4) A taxing agency has objected to the sale to preserve its lien.
5) The purchaser may be subject to an additional transfer tax due a city.
8174. RECEIPTS
Receipts should be prepared in duplicate for each parcel prior to the sale (form SCO 8-06 is suggested). All items for which information is available should be completed (M-8182).
8175. ASSISTANCE AT THE IN-PERSON AUCTION
The tax collector or his/her deputy shall conduct the sale (Rev. & Tax. Code §3706). Cashiers and support staff may be necessary if there are many properties to be sold. When cash sales are anticipated, measures to maintain adequate security may be initiated at the tax collector's discretion.
8176. ABSENT BIDDERS
This section was deleted on January 1, 2005.
8177. REDEMPTIONS
The tax collector should make arrangements to accept all redemptions tendered before the close of business on the last business day prior to the date the sale begins. Time permitting, the tax collector should verify that any personal checks submitted as payments will be honored by the bank. The tax collector may require that redemption payments made within a certain time before the sale be made in cash, money order, or cashier's check (Rev. & Tax. Code §3707(c)).
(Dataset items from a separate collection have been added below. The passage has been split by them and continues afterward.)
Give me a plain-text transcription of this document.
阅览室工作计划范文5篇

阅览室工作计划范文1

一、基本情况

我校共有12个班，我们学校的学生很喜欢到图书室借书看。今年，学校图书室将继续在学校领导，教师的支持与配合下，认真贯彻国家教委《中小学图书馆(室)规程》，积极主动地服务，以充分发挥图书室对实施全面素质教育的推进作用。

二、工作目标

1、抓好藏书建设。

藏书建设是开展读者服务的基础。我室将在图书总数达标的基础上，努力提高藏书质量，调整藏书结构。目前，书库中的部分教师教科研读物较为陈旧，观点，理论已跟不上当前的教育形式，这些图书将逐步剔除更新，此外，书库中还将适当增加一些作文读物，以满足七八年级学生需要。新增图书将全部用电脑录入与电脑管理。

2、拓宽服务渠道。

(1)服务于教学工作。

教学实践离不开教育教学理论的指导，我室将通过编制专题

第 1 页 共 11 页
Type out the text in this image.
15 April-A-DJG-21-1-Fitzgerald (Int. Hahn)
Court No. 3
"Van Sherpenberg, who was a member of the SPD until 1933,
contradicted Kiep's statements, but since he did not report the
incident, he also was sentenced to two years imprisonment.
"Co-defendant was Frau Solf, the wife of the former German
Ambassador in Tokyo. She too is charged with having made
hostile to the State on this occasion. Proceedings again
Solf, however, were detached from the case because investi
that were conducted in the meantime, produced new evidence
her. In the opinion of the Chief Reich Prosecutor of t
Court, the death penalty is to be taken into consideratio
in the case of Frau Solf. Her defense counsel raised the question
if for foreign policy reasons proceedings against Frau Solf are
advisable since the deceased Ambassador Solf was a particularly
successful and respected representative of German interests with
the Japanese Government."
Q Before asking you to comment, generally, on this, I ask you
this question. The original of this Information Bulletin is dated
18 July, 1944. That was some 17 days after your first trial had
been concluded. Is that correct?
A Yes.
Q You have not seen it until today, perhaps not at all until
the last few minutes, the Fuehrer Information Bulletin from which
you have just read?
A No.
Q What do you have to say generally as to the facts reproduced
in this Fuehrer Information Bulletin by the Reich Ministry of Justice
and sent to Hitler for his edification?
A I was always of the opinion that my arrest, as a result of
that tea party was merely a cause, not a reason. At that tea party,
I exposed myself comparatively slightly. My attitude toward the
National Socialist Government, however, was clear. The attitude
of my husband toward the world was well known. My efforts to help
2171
8178. RECEIPT OF REDEMPTION PAYMENT
Any remittance sent by U.S. mail or personal delivery service must be received in the tax collector's office prior to the close of business on the last business day prior to the date the sale begins. If the remittance is not received by that time, the right of redemption terminates (Rev. & Tax. Code §3707). If a redemption payment is received after the deadline on property that is subsequently sold, the payment should be returned to the sender.
This expression of the law should not be confused with the timelines presumed when a postmark shows that a tax installment was deposited in the mail or when an air bill or packing slip shows that a tax installment was deposited with a personal delivery service before the delinquency deadline, even though it is not received by the county until sometime later (Rev. & Tax. Code §2512).
A payment received in the tax collector's office before the time prescribed by law overturns a subsequent sale, unless the redemption check is not honored upon presentment. Therefore, it is important to screen all incoming mail and deliveries promptly just before an auction or other sale. If time permits, the tax collector should verify with the bank that a redemption check will be honored. If the redemption check is not honored, the redemptioner is liable to the county for (in addition to the amount owed) damages of three times the amount of the check, but in no case less than $100 nor more than $1,500 (M-1244 and M-8199).